2014 N.E. Oncology Symposium Soft Tissue Sarcoma Lecture

Soft tissue sarcomas are rare tumors that come from muscle, fat, nerve, or other specialized cell types. These rare tumors most often grow as silent lumps or masses in the arms, legs, or body cavities. Symptoms may be minimal and depend on the tumor location.

For sarcomas that arise deep in the abdominal cavity or retroperitoneum, nausea, abdominal pain, or an increase in abdominal girth can occur. Most sarcomas occur in individuals with no particular risk factors. There are rare familial syndromes associated with sarcoma, and those who have been exposed to radiation are at higher than normal risk.

Treatment

With only approximately 12,000 soft tissue sarcomas diagnosed in the United States annually, being cared for by a team with experience and expertise with these rare tumors is critical. At the Roger Williams Medical Center, members of the surgical oncology team have trained at centers where the volume of sarcoma cases is among the highest in the world. Dr. Steven C. Katz was the Kristen Ann Carr Sarcoma Fellow in 2009, which is awarded to surgeons with a particular interest and expertise in sarcoma care. Our team understand the patterns of sarcoma growth, and therefore, the extent of surgery necessary to achieve optimal outcomes.
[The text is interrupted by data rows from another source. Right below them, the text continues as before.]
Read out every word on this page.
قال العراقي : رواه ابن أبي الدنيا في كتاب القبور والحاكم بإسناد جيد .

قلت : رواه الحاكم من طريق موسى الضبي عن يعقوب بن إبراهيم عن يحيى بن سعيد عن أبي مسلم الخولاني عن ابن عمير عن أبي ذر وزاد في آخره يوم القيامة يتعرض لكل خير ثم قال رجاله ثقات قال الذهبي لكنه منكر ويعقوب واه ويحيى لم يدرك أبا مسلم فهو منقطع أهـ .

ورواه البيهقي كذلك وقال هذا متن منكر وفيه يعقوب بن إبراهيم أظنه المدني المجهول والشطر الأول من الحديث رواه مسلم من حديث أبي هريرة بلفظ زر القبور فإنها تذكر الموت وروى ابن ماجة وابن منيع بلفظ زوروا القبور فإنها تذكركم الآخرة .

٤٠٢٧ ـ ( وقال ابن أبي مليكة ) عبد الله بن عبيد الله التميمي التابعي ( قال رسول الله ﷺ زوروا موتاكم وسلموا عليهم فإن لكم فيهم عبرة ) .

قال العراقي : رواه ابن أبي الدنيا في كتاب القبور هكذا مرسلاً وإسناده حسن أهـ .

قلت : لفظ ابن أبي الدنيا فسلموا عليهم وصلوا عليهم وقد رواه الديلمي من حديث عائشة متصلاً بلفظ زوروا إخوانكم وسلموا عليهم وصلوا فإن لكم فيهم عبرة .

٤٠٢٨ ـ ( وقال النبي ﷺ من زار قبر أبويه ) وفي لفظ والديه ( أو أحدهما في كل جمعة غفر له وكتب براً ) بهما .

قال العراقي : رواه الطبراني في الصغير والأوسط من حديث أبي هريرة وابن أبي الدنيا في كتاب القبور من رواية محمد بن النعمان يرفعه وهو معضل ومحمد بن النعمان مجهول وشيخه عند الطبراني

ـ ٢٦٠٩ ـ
By ensuring that patients undergo the most appropriate surgical procedures, we can maximize the chance for cure, decrease the risk of the tumor growing back, and preserve function and quality of life. Our surgical oncologists are trained to integrate other forms of therapy, such as radiation and chemotherapy for patients in whom surgery alone is not enough. Finally, our sarcoma team, including physical therapists and social support experts, will work with you both during and after treatment to ensure that your recovery is as successful as the treatment.